Así, la militancia tiene como eje fundamental de su accionar, entre otros, la búsqueda constante de hechos en el pasado que le permitan justificar sus propias acciones y la de sus gobernantes, a los que adhieren bajo premisas que se asemejan más a planteos mesiánicos que a argumentos razonados. Esta concepción, así descripta, es un vicio más que una virtud. ¿Por qué? Porque en la historia buscamos entender procesos y decisiones que se adoptaron bajo esos contextos con sus respectivas complejidades. Y esa búsqueda, es requisito excluyente, realizarla a través de un método científico; mediante la identificación de hechos que puedan ser contrastados empíricamente con investigaciones y documentos. Así entendida, buscar en la historia una explicación a hechos ocurridos en el pasado más que una justificación a las acciones que desempeñamos en el presente nos posibilita, además, alejarnos del “simplismo” o “reduccionismo” al que se han acostumbrado los profetas de la justificación.
Quienes se resisten a los cambios que demanda esta Argentina empobrecida, son aquellos quienes comulgan con esta versión moralizante y militante de la historia.

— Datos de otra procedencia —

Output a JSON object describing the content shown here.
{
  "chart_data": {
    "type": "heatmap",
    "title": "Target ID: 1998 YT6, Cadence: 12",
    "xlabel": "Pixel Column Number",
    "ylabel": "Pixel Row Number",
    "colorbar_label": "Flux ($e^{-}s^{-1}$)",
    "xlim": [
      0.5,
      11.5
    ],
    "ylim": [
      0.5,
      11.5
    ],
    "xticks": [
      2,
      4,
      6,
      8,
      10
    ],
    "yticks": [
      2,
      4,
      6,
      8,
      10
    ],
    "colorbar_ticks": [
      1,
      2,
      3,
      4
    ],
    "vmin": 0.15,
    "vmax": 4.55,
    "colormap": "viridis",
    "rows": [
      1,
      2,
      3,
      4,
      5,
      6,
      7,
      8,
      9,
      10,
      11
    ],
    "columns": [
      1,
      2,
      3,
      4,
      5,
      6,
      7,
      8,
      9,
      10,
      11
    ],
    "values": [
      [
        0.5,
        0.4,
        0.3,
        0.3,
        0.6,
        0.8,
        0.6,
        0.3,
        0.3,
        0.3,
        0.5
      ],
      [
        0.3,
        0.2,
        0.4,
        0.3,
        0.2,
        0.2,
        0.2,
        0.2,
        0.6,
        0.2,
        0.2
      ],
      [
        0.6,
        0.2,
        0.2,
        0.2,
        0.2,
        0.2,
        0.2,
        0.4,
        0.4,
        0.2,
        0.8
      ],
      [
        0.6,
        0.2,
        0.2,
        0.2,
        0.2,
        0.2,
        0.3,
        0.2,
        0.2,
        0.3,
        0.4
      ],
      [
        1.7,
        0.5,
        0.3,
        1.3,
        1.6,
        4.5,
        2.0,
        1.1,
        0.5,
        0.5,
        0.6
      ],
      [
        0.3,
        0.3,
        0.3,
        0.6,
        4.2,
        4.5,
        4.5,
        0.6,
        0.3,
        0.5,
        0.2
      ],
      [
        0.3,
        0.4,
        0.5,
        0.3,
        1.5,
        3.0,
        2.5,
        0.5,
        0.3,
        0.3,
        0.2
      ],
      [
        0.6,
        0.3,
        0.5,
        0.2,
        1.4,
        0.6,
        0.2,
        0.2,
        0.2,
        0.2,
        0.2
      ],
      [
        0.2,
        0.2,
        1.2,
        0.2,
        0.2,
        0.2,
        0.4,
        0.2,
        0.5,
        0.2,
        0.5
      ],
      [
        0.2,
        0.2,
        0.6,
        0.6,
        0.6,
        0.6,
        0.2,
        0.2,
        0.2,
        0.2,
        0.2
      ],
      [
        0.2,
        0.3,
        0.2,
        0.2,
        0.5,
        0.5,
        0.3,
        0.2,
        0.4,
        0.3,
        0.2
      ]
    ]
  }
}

Es decir, pretenden erigirse en los “buenos” que, después de décadas de silencio cómplice, dicen “defender” a un pueblo que no solo no los votó, sino además, que los interpela por haber sido parte de quienes co-condujeron al país al recorrido de un camino de pobreza y exclusión.
Pero pongamos nombre y apellido. Es la dirigencia gremial argentina, por un lado, y buena parte del peronismo-kichnerismo, por el otro, los que, teniendo a trabajadores en calidad de afiliados cautivos, casi en calidad de súbditos, se activan en el presente urgando de manera militante en un pasado que los tuvo como protagonistas. Esa complicidad político-gremial en la deconstrucción de la Argentina durante las últimas décadas, es la que buena parte de esa nociva dirigencia intenta borrar de la memoria colectiva. Para ello viaja a un pasado selectivo y hace una conveniente extracción de personajes que les posibilita justificar su incómodo presente.
Son los mismos referentes que, desde hace décadas, gozan de los beneficios del ejercicio de posiciones dominantes en roles de poder, garantizando para ellos mismos y sus descendencias, jugosas riquezas que solo pudieron ser construidas a espaldas de los trabajadores que dicen representar. Es más, muchos de ellos sostienen esas jerarquías a pesar de haberse travestido en prósperos empresarios a los que ni los gobiernos no-peronistas se le animan; por lo menos para conocer cómo se amasaron tamañas fortunas.
Una vez más, somos testigos de cómo la dirigencia gremial argentina vuelve a utilizar el mismo mecanismo de desgaste, de erosión, que pone en acción cada vez que un partido no peronista gobierna los destinos del país. Se encolumna detrás de una sola bandera sin que las diferencias opaquen el objetivo primordial: deslegitimar a la administración que gobierna. Para el caso, la de Javier Milei. A diferencia de lo que ocurre cuando quien ejerce el gobierno es alguna facción filo peronista, en donde la dirigencia gremial nacional apela a la figura de pinzas. Una de las mordazas de esa pinza acompaña y la otra cuestiona a una administración de su mismo signo partidario.
A diferencia de otros momentos históricos, esta dirigencia política-gremial ejecuta su estrategia en un contexto diametralmente distinto al de épocas pasadas. Ahora, casi el 56% de la sociedad argentina quiere un cambio, y ese cambio los incluye.